The Spromeister and Schultz joined me for a trip to the outside today. Whew...rounding the hook was the easy part. Just past the rips shortly after 6:30 and the swells were 3-4 and building to 5 with fairly long intervals. Felt like I was manning a Huskavarna chainsaw the way the throttle had to be managed. Up one side, easing at the crest and a big time backoff to make it down the trougth without jarring the jaw. Painstakingly we motored to the SH reef as planned. Objective... pull bait through the tough stuff to see if the bigger flatties were around. Had the usual suspects for bait... Asian squid, killie, fresh spearing, gulp etc.
Schultz is the first to connect but his rig is bending in half and he's not sure what he's got on. For every three cranks this fish is peeling a crank back. He's looking for nice flat one but as this fish makes it way to the stern there's that beautify irridecent hue of purple and blue. He beams like a new daddy!

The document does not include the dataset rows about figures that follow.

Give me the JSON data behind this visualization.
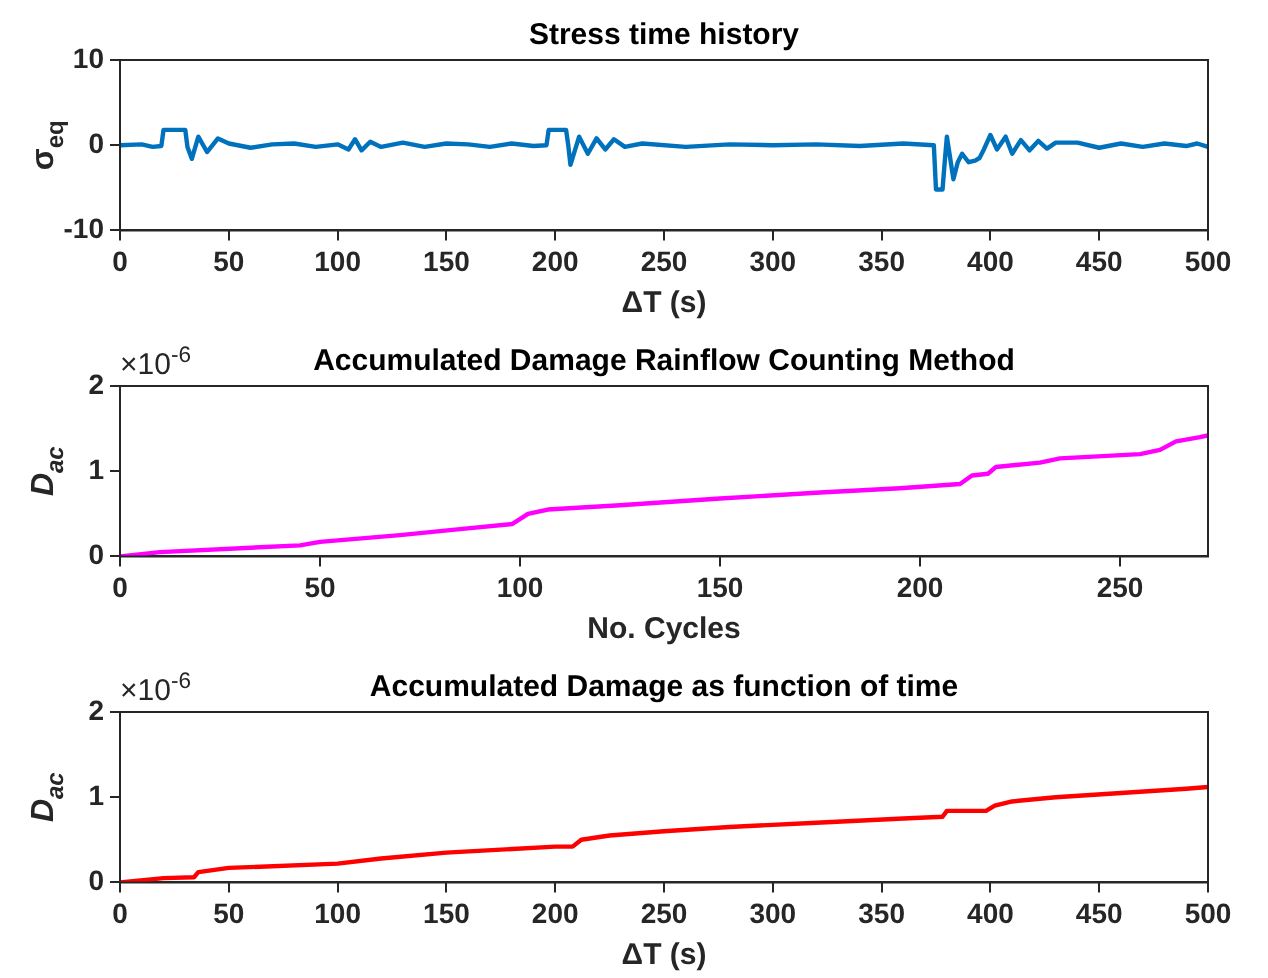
{
  "chart_data": [
    {
      "type": "line",
      "title": "Stress time history",
      "xlabel": "ΔT (s)",
      "ylabel": "σ$_{eq}$",
      "xlim": [
        0,
        500
      ],
      "xticks": [
        0,
        50,
        100,
        150,
        200,
        250,
        300,
        350,
        400,
        450,
        500
      ],
      "ylim": [
        -10,
        10
      ],
      "yticks": [
        -10,
        0,
        10
      ],
      "grid": false,
      "legend": false,
      "marker": "none",
      "line_style": "solid",
      "series": [
        {
          "color": "#0072bd",
          "x": [
            0,
            10,
            15,
            19,
            20,
            30,
            31,
            33,
            36,
            40,
            45,
            50,
            60,
            70,
            80,
            90,
            100,
            105,
            108,
            111,
            115,
            120,
            130,
            140,
            150,
            160,
            170,
            180,
            190,
            196,
            197,
            205,
            206,
            207,
            211,
            215,
            219,
            223,
            227,
            232,
            240,
            260,
            280,
            300,
            320,
            340,
            360,
            374,
            375,
            378,
            379,
            380,
            383,
            385,
            387,
            390,
            393,
            395,
            397,
            400,
            403,
            407,
            410,
            414,
            418,
            422,
            426,
            430,
            440,
            450,
            460,
            470,
            480,
            490,
            495,
            500
          ],
          "values": [
            0,
            0.1,
            -0.2,
            -0.1,
            1.8,
            1.8,
            -0.2,
            -1.6,
            1,
            -0.8,
            0.8,
            0.2,
            -0.3,
            0.1,
            0.2,
            -0.2,
            0.1,
            -0.5,
            0.7,
            -0.6,
            0.4,
            -0.2,
            0.3,
            -0.2,
            0.2,
            0.1,
            -0.2,
            0.2,
            -0.1,
            0,
            1.8,
            1.8,
            0,
            -2.3,
            1,
            -1,
            0.8,
            -0.5,
            0.7,
            -0.2,
            0.2,
            -0.2,
            0.1,
            0,
            0.1,
            -0.1,
            0.2,
            0,
            -5.2,
            -5.2,
            -2,
            1,
            -4,
            -2,
            -1,
            -2,
            -1.8,
            -1.5,
            -0.5,
            1.2,
            -0.5,
            1,
            -1,
            0.6,
            -0.6,
            0.5,
            -0.4,
            0.3,
            0.3,
            -0.3,
            0.2,
            -0.2,
            0.2,
            -0.1,
            0.2,
            -0.2
          ]
        }
      ]
    },
    {
      "type": "line",
      "title": "Accumulated Damage Rainflow Counting Method",
      "xlabel": "No. Cycles",
      "ylabel": "D$_{ac}$",
      "annotations": [
        "×10$^{-6}$"
      ],
      "xlim": [
        0,
        272
      ],
      "xticks": [
        0,
        50,
        100,
        150,
        200,
        250
      ],
      "ylim": [
        0,
        2
      ],
      "yticks": [
        0,
        1,
        2
      ],
      "grid": false,
      "legend": false,
      "marker": "none",
      "line_style": "solid",
      "series": [
        {
          "color": "#ff00ff",
          "x": [
            0,
            10,
            45,
            50,
            70,
            85,
            98,
            102,
            107,
            125,
            150,
            175,
            195,
            210,
            213,
            217,
            219,
            230,
            235,
            255,
            260,
            264,
            270,
            272
          ],
          "values": [
            0,
            0.05,
            0.13,
            0.17,
            0.25,
            0.32,
            0.38,
            0.5,
            0.55,
            0.6,
            0.68,
            0.75,
            0.8,
            0.85,
            0.95,
            0.97,
            1.05,
            1.1,
            1.15,
            1.2,
            1.25,
            1.35,
            1.4,
            1.42
          ]
        }
      ]
    },
    {
      "type": "line",
      "title": "Accumulated Damage as function of time",
      "xlabel": "ΔT (s)",
      "ylabel": "D$_{ac}$",
      "annotations": [
        "×10$^{-6}$"
      ],
      "xlim": [
        0,
        500
      ],
      "xticks": [
        0,
        50,
        100,
        150,
        200,
        250,
        300,
        350,
        400,
        450,
        500
      ],
      "ylim": [
        0,
        2
      ],
      "yticks": [
        0,
        1,
        2
      ],
      "grid": false,
      "legend": false,
      "marker": "none",
      "line_style": "solid",
      "series": [
        {
          "color": "#ff0000",
          "x": [
            0,
            20,
            34,
            36,
            50,
            100,
            120,
            150,
            200,
            208,
            212,
            225,
            250,
            280,
            320,
            360,
            378,
            380,
            398,
            402,
            410,
            430,
            460,
            490,
            500
          ],
          "values": [
            0,
            0.05,
            0.06,
            0.12,
            0.17,
            0.22,
            0.28,
            0.35,
            0.42,
            0.42,
            0.5,
            0.55,
            0.6,
            0.65,
            0.7,
            0.75,
            0.77,
            0.84,
            0.84,
            0.9,
            0.95,
            1,
            1.05,
            1.1,
            1.12
          ]
        }
      ]
    }
  ]
}
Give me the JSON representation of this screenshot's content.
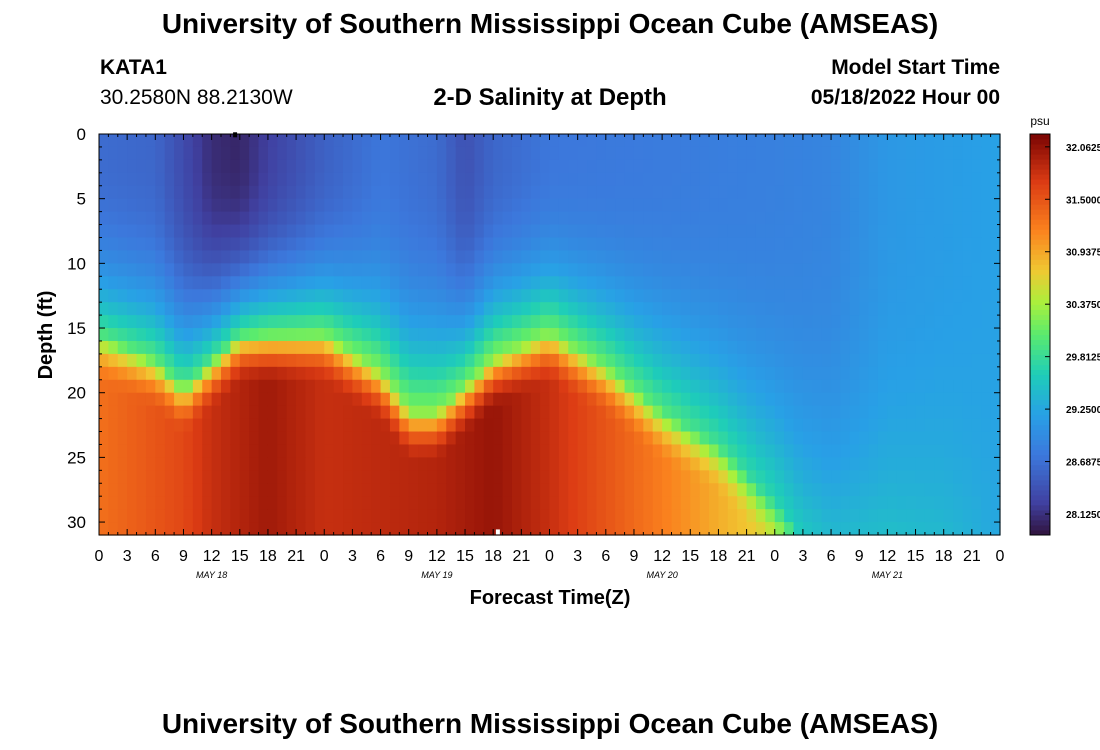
{
  "header": {
    "title": "University of Southern Mississippi Ocean Cube (AMSEAS)",
    "station_id": "KATA1",
    "coordinates": "30.2580N  88.2130W",
    "subtitle": "2-D Salinity at Depth",
    "model_start_label": "Model Start Time",
    "model_start_value": "05/18/2022 Hour 00"
  },
  "footer": {
    "title": "University of Southern Mississippi Ocean Cube (AMSEAS)"
  },
  "chart_data": {
    "type": "heatmap",
    "title": "2-D Salinity at Depth",
    "xlabel": "Forecast Time(Z)",
    "ylabel": "Depth (ft)",
    "x_range_hours": [
      0,
      96
    ],
    "ylim": [
      0,
      31
    ],
    "y_inverted": true,
    "x_tick_step_hours": 3,
    "x_tick_labels": [
      "0",
      "3",
      "6",
      "9",
      "12",
      "15",
      "18",
      "21",
      "0",
      "3",
      "6",
      "9",
      "12",
      "15",
      "18",
      "21",
      "0",
      "3",
      "6",
      "9",
      "12",
      "15",
      "18",
      "21",
      "0",
      "3",
      "6",
      "9",
      "12",
      "15",
      "18",
      "21",
      "0"
    ],
    "day_labels": [
      {
        "label": "MAY 18",
        "hour": 12
      },
      {
        "label": "MAY 19",
        "hour": 36
      },
      {
        "label": "MAY 20",
        "hour": 60
      },
      {
        "label": "MAY 21",
        "hour": 84
      }
    ],
    "y_ticks": [
      0,
      5,
      10,
      15,
      20,
      25,
      30
    ],
    "colorbar": {
      "unit": "psu",
      "min": 27.9,
      "max": 32.2,
      "tick_values": [
        32.0625,
        31.5,
        30.9375,
        30.375,
        29.8125,
        29.25,
        28.6875,
        28.125
      ],
      "tick_labels": [
        "32.0625",
        "31.5000",
        "30.9375",
        "30.3750",
        "29.8125",
        "29.2500",
        "28.6875",
        "28.1250"
      ]
    },
    "interface_depth_ft": {
      "hours": [
        0,
        6,
        9,
        12,
        15,
        24,
        30,
        33,
        36,
        42,
        48,
        54,
        60,
        66,
        72,
        75,
        78,
        96
      ],
      "depth": [
        15.5,
        17.5,
        19.5,
        17.5,
        15.5,
        15.5,
        18.5,
        21.5,
        21.5,
        17.5,
        15.5,
        18,
        21.5,
        24,
        28.5,
        31,
        31,
        31
      ]
    },
    "surface_salinity_psu": {
      "hours": [
        0,
        6,
        9,
        12,
        15,
        18,
        21,
        24,
        27,
        30,
        36,
        39,
        42,
        48,
        60,
        72,
        78,
        84,
        96
      ],
      "values": [
        28.65,
        28.6,
        28.35,
        28.1,
        28.05,
        28.25,
        28.4,
        28.55,
        28.65,
        28.75,
        28.65,
        28.4,
        28.6,
        28.75,
        28.8,
        28.85,
        28.9,
        29.1,
        29.2
      ]
    },
    "bottom_salinity_psu": {
      "hours": [
        0,
        9,
        12,
        18,
        24,
        36,
        42,
        48,
        54,
        60,
        66,
        72,
        78,
        84,
        90,
        96
      ],
      "values": [
        31.3,
        31.6,
        31.8,
        32.0,
        31.8,
        31.9,
        32.05,
        31.8,
        31.5,
        31.2,
        30.9,
        30.6,
        29.95,
        29.85,
        29.7,
        29.3
      ]
    },
    "markers": [
      {
        "hour": 14.5,
        "depth_ft": 0.1,
        "color": "#000000"
      },
      {
        "hour": 42.5,
        "depth_ft": 30.8,
        "color": "#ffffff"
      }
    ]
  }
}
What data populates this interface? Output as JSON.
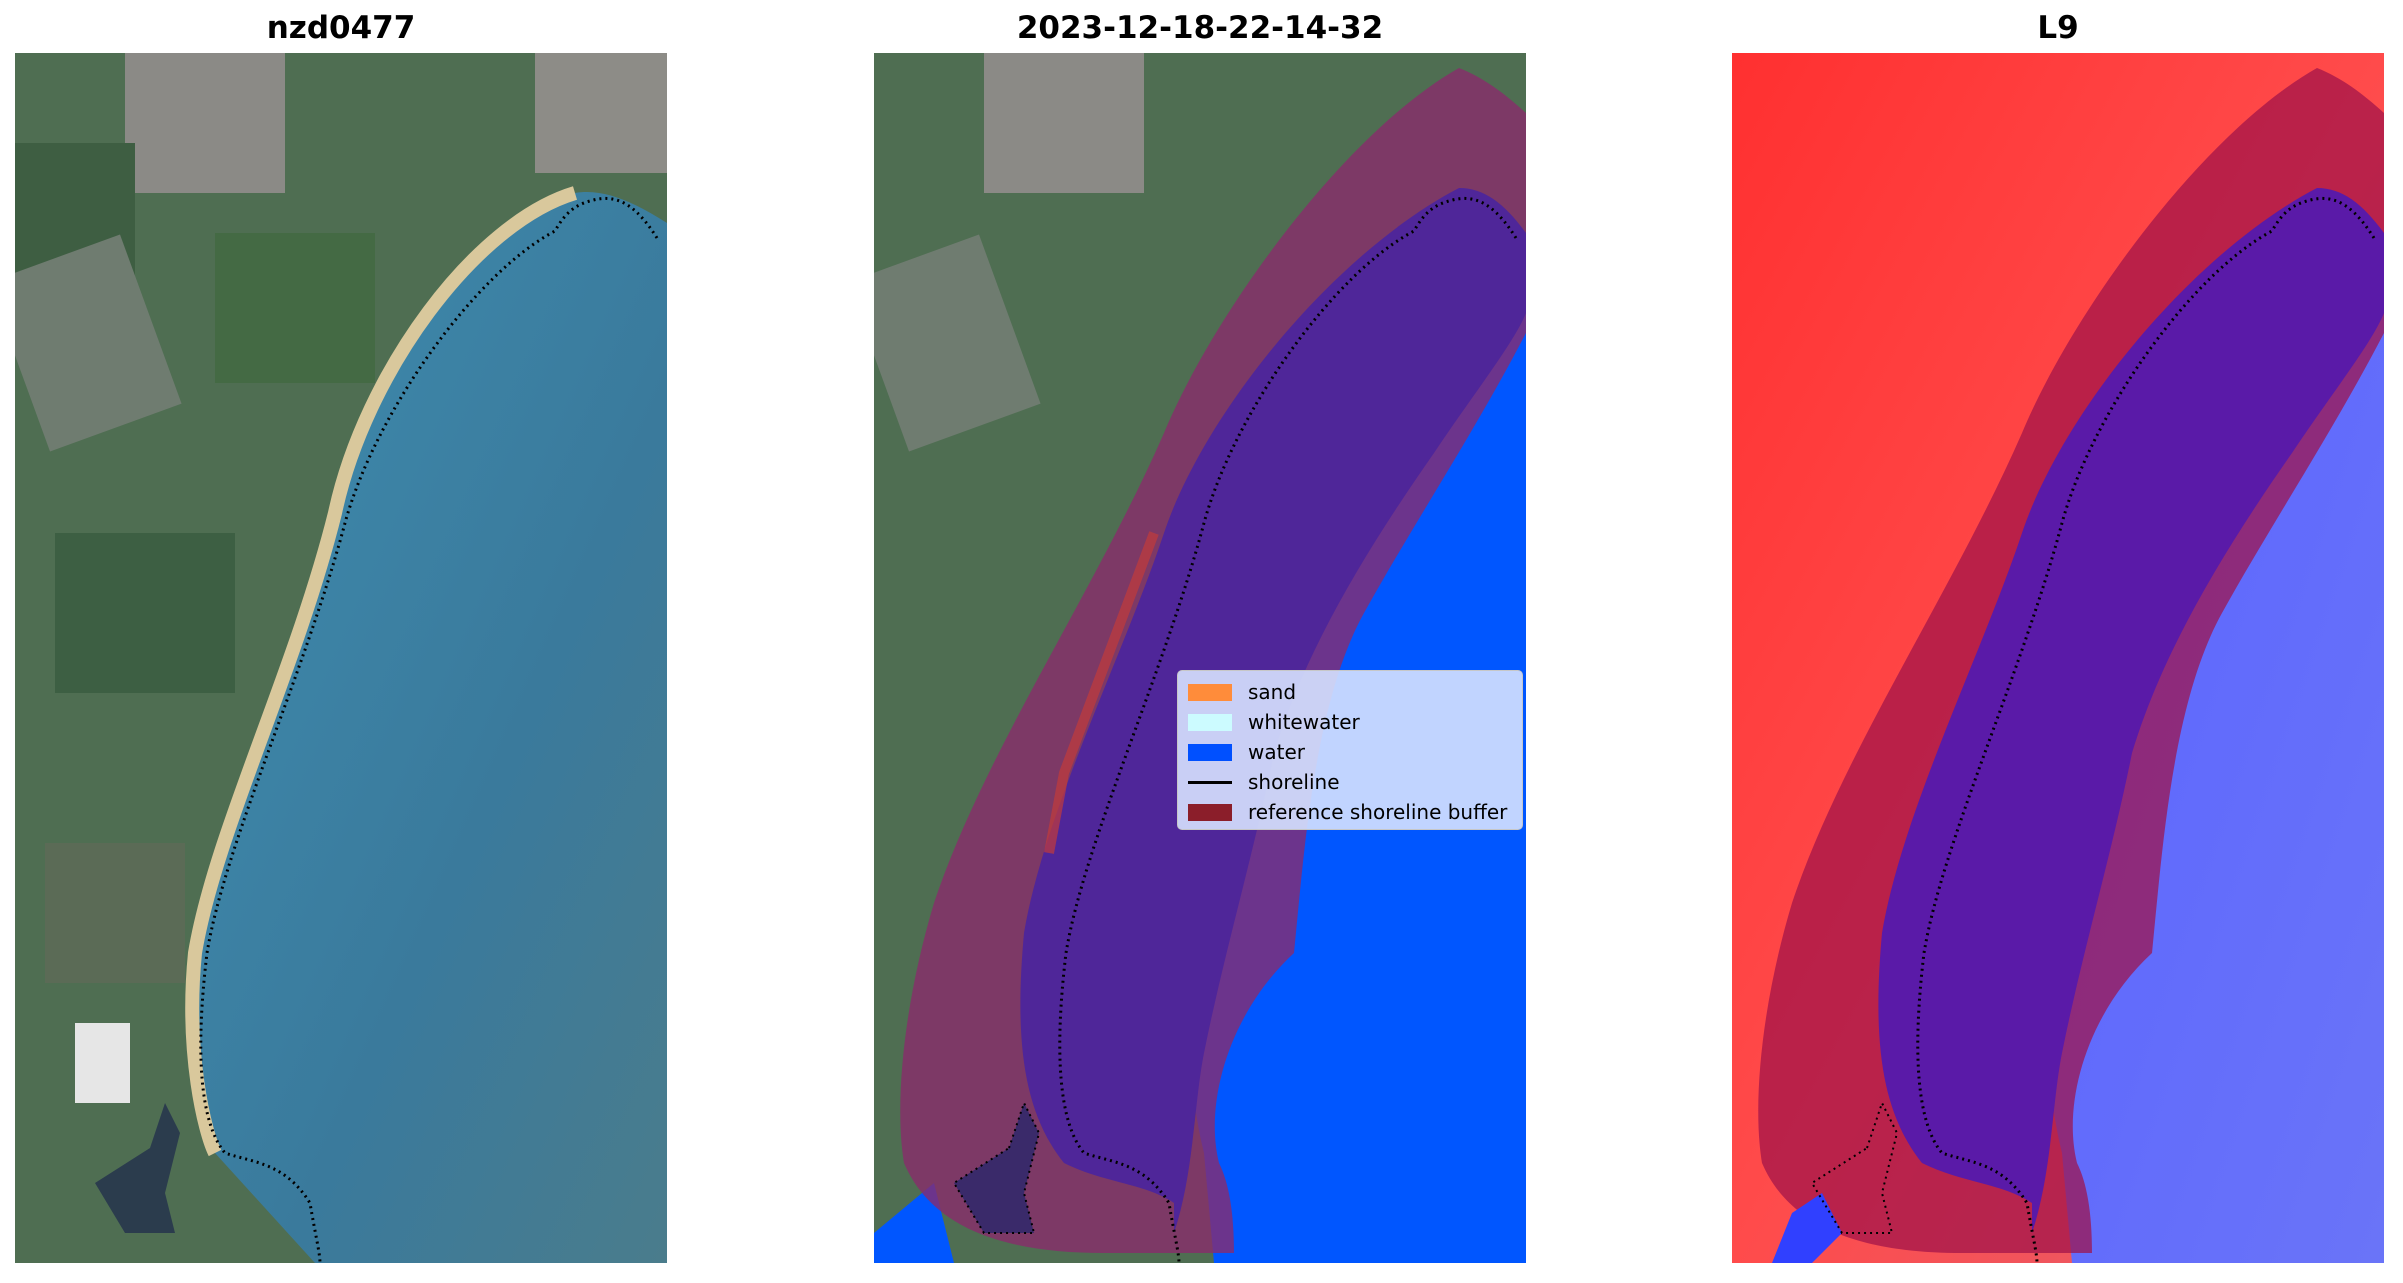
{
  "panels": [
    {
      "title": "nzd0477"
    },
    {
      "title": "2023-12-18-22-14-32"
    },
    {
      "title": "L9"
    }
  ],
  "legend": {
    "items": [
      {
        "label": "sand",
        "color": "#ff8c3a"
      },
      {
        "label": "whitewater",
        "color": "#ccfbff"
      },
      {
        "label": "water",
        "color": "#0050ff"
      },
      {
        "label": "shoreline",
        "color": "#000000"
      },
      {
        "label": "reference shoreline buffer",
        "color": "#8b1e2a"
      }
    ]
  },
  "colors": {
    "land": "#4a6a4e",
    "sea": "#3a7d9e",
    "beach": "#d9c89c",
    "classified_water": "#0056ff",
    "buffer": "#8e2f6a",
    "index_positive": "#ff2222",
    "index_negative": "#5566ff"
  }
}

First knuckler of the day and it tapes out a 19". Did not throw it on the scale but my guess is that it was a good 4.5 possibly 5 lb fish. We managed a handful of short fluke 16-17.5" but no keeps. Moved to a section of the snake but 6, then 8, 10 oz weren't holding. The current just seemed to keep building. Moved further inshore and dropped the hook on an area that has produced good bottom fish in the past but only found a ling ding and bunch of short CBs. Schultz was the lucky draw on the ling. Made a couple of adjustments but the bite for the bigger fish on this structure just never materialized. Thinking our day was hosed we ended up pulling anchor and back out to the snake where we did fairly well on the drift earlier in the week. Luck had it the top of tide was making its way. Slack and turn were right around the corner. The drifts settled down and we were back to reasonable 4-6oz and a steady pull of nice seabass. The Spromeister continued to be the silent assasin
. We're crankin away and he's floppin fish on the deck while we hadn't a clue he was on. It was drop and reel for the next hour and a half. We contributed another 8 to the box with easily 60-70 fish released. Many of them at 12" on the nose. Seems like those scientific folk have got their slide rulers working real good when it comes to minimum size adjustments for the regs each year
. Damn... Around one we headed back toward the beach to find some more fluke but they too were just in keeping with last years regs and we never got to experience hearing them flop around the bottom of the cooler. Spoke with AJ of the Peggy Lee on the way in toward shore. Sounded like he was doing fairly well. Tried a couple of spots near the Highland Bridge. In 20-18 ft the bite was there with flat fish but, again, just shy. Couldn't hang there too long for fear that those swells were going to push up alongside some bathers
. Worked one other spot on the way home on the outside middle but the current was rippin there too. It was barn time. With the boat tied down, gear removed and soaped down, we called it a day. Real good time with two excellent guys.
Pleasure to be out even if the seas were confused. Take 'em when you can get 'em.